Costa Concordia, manager rivela: "Dissi agli ufficiali di usare sim pulite"GROSSETO – “Dissi di usare schede telefoniche pulite agli ufficiali Costa Concordia, perchè si temevano intercettazioni da parte dei mass media dal momento che l’argomento era delicato e in quei giorni dopo il naufragio i verbali volavano su Internet”. Queste le parole di un testimone al processo di Grosseto, Andrea Tonini, dipendente di Costa Crociere spa, che per la compagnia sovrintendeva al coordinamento del personale di bordo delle navi e partecipava alle operazioni di composizione degli equipaggi.

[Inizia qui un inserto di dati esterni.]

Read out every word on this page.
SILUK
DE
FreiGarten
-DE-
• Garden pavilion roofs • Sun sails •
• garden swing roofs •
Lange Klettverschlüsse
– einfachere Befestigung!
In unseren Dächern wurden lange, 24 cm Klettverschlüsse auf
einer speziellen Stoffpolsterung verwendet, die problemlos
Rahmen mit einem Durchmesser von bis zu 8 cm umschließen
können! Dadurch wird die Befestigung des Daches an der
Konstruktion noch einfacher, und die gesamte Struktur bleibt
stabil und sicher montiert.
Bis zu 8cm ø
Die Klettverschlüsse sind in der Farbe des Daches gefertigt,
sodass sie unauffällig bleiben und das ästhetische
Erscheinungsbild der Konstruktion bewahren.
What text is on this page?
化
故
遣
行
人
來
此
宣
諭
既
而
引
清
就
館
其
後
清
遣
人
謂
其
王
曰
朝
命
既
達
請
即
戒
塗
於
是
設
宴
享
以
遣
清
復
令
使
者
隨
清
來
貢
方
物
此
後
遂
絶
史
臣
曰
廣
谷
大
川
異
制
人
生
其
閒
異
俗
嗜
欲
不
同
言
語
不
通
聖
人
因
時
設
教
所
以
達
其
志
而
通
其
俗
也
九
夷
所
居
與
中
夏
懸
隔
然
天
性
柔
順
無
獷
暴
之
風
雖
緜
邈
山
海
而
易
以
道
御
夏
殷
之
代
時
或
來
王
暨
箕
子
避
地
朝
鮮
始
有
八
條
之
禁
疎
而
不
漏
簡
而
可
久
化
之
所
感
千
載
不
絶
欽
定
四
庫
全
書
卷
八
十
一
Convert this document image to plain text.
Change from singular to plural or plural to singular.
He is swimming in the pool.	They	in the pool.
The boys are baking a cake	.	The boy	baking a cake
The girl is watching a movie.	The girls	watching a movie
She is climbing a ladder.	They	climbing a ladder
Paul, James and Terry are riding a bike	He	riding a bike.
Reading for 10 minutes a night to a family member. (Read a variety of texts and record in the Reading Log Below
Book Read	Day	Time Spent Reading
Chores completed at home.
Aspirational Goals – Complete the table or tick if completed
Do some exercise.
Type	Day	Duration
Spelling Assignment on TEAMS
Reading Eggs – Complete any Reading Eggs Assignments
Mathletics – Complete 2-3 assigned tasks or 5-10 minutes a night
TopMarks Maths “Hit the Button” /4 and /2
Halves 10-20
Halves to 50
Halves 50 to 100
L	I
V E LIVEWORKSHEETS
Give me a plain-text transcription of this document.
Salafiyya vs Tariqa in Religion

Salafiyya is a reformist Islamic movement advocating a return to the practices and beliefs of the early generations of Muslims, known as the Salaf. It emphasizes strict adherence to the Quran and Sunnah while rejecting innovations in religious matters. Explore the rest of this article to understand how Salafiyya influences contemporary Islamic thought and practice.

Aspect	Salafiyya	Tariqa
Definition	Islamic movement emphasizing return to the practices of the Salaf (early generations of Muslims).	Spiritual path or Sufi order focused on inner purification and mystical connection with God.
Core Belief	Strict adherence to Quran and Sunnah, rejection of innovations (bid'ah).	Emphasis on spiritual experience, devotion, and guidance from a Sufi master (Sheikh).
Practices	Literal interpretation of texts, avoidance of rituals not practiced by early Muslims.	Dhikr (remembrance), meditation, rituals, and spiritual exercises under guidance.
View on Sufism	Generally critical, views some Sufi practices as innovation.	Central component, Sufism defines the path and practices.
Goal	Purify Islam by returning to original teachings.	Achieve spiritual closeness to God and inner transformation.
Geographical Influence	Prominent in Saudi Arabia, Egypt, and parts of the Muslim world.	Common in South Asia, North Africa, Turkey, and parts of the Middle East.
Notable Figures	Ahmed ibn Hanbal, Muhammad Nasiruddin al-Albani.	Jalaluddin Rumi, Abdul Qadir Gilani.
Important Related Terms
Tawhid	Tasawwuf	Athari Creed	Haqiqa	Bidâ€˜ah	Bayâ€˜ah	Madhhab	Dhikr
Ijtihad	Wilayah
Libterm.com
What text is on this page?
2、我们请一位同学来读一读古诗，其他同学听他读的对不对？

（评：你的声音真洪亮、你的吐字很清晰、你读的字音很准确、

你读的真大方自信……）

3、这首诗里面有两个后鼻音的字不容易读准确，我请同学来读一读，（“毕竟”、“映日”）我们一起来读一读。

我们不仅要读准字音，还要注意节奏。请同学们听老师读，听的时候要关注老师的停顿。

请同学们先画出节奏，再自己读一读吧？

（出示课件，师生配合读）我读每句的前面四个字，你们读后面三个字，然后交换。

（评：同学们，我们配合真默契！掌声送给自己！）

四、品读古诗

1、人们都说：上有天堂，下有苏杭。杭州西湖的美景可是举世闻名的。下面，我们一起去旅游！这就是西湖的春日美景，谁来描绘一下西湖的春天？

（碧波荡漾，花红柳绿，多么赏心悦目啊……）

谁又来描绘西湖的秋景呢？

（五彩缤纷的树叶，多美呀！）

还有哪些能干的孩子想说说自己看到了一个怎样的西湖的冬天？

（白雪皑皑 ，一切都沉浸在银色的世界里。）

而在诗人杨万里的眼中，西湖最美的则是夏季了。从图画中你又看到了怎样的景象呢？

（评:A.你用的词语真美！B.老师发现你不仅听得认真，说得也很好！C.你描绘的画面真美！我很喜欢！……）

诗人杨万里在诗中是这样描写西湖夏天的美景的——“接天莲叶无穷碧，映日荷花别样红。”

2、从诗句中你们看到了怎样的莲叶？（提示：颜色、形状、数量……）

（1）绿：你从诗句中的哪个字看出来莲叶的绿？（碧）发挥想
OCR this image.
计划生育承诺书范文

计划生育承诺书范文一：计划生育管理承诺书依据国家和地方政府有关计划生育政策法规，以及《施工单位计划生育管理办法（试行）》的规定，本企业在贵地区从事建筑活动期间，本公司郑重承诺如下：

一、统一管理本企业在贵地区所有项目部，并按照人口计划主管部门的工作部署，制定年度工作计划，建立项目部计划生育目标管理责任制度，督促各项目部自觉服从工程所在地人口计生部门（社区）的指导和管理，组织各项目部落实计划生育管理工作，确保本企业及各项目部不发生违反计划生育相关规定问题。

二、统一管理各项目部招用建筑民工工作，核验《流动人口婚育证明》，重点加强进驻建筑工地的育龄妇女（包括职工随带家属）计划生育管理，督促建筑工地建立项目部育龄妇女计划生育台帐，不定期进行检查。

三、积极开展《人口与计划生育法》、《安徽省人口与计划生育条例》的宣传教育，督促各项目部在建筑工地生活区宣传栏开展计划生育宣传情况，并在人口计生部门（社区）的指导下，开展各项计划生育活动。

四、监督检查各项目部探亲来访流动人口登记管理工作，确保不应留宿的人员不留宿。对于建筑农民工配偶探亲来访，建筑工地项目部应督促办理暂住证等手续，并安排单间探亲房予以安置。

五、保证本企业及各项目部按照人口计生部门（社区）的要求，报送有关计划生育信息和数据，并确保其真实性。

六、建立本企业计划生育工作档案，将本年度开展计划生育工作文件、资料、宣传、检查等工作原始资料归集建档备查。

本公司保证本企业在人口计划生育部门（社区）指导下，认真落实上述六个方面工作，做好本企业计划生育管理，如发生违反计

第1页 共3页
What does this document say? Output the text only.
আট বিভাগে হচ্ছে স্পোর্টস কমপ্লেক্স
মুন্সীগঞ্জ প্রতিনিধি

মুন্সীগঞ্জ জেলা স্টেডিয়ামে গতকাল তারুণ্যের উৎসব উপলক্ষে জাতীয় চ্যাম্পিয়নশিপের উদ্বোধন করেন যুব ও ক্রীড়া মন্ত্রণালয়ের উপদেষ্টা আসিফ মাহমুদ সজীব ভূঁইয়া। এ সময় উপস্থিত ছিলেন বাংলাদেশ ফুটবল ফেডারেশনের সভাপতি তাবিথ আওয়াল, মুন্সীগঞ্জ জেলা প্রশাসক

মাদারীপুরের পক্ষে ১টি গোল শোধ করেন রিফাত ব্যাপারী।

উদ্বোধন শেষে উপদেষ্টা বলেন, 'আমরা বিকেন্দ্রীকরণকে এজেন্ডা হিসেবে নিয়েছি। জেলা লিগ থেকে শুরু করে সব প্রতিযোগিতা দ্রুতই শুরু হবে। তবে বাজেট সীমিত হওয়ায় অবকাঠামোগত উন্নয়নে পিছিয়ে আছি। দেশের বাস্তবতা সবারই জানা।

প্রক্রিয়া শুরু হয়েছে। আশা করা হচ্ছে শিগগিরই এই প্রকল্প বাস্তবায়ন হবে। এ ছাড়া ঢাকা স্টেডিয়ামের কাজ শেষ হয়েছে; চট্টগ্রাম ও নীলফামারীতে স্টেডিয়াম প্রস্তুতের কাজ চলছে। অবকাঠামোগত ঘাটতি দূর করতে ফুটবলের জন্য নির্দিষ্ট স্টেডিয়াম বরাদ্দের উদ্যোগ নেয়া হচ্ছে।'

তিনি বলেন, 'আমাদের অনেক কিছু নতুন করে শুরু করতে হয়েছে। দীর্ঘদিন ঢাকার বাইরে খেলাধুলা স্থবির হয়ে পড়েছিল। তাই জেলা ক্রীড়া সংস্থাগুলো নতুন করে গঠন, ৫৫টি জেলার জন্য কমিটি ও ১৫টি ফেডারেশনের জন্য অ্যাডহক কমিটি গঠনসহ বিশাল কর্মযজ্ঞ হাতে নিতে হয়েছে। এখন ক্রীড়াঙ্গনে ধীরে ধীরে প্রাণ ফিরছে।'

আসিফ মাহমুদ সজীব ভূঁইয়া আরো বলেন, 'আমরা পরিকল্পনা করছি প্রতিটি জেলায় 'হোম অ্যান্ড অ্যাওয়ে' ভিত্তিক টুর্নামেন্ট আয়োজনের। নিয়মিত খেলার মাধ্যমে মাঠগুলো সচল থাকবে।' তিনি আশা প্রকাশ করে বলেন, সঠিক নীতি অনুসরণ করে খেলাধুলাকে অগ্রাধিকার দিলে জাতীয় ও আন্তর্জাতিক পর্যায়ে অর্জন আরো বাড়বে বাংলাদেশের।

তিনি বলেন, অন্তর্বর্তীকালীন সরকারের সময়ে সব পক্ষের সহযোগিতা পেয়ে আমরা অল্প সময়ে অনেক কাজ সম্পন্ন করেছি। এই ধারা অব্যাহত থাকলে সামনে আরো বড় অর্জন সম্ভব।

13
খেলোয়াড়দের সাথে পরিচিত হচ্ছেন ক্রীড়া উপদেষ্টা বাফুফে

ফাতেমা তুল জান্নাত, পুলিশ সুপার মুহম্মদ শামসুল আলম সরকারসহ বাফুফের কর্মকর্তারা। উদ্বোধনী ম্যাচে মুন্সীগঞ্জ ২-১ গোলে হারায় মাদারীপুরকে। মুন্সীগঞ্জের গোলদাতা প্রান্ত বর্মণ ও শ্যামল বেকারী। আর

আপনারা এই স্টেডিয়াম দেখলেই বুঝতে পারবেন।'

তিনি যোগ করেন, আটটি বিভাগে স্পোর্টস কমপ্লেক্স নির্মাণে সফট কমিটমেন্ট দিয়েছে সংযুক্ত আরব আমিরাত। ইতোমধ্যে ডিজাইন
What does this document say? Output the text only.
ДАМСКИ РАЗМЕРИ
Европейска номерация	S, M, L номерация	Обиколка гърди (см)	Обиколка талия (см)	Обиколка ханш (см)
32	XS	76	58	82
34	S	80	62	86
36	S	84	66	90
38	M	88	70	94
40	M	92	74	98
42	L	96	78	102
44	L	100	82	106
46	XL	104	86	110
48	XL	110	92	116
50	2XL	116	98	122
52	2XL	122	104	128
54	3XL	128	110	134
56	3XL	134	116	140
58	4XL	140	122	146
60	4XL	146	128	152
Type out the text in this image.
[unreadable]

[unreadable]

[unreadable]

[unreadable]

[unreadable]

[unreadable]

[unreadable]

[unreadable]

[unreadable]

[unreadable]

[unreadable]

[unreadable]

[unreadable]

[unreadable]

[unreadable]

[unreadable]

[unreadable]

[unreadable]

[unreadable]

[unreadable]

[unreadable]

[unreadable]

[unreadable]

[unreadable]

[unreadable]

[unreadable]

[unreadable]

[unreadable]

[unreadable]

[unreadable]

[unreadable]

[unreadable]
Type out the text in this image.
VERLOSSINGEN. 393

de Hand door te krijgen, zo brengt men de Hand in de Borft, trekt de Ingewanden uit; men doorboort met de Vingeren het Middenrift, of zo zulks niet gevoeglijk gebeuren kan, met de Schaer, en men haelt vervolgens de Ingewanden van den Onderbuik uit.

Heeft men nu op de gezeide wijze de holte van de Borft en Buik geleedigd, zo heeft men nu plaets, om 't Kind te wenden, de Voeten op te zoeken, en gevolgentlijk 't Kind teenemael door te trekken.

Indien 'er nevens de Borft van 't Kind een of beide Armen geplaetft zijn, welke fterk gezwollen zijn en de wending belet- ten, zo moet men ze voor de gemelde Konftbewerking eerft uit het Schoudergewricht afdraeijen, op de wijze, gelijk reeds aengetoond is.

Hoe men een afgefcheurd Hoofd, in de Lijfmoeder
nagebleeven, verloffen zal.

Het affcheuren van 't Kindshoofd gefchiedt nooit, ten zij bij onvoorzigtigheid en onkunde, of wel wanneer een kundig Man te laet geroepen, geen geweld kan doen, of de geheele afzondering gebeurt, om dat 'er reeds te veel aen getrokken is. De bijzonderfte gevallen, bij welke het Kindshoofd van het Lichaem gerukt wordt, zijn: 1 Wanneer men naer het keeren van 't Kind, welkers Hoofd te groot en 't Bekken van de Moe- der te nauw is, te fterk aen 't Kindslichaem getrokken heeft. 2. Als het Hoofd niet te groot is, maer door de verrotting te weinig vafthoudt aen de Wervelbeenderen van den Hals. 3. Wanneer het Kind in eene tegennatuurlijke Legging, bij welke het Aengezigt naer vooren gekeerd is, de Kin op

Lo stesso teste ha detto anche di aver “facilitato le indagini interne a Costa” e di aver “coordinato e agevolato gli spostamenti degli ufficiali della Concordia negli interrogatori” in Toscana. “Abbiamo anche raccolto informazioni sul comandante Francesco Schettino“, ha affermato durante la sua deposizione, verosimilmente da quando Schettino venne arrestato.

Droga o alcol. “Più volte il comandante Francesco Schettino ha fatto sbarcare dalle navi di cui era al comando, membri dell’equipaggio trovati con droghe o alcolizzati”, ha invece evidenziato durante l’udienza l’avvocato difensore Domenico Pepe ricordando alcuni episodi specifici per dimostrare che Schettino “faceva osservare la disciplina a bordo”.

Quando era al comando della Costa Atlantica nel 2009 a Miami “fece sbarcare una decina di membri dell’equipaggio perché usavano stupefacenti del tipo shaboo“, nel 2010 dalla stessa nave, a Roatan in Honduras, “fu sbarcato il comandante in seconda perché alcolizzato”, poi ancora nello stesso periodo a Miami “fu fatto scendere il commissario della direzione dei servizi in stato di ebbrezza” e ancora in Norvegia furono sbarcati “il capo pompiere per droga in cabina insieme a membri dell’animazione della nave”. Nel 2009 Schettino fece sbarcare dalla Costa Europa “l’ufficiale di guardia perché in navigazione abbandonò la plancia per andare in cabina lasciando soli il timoniere e un allievo”.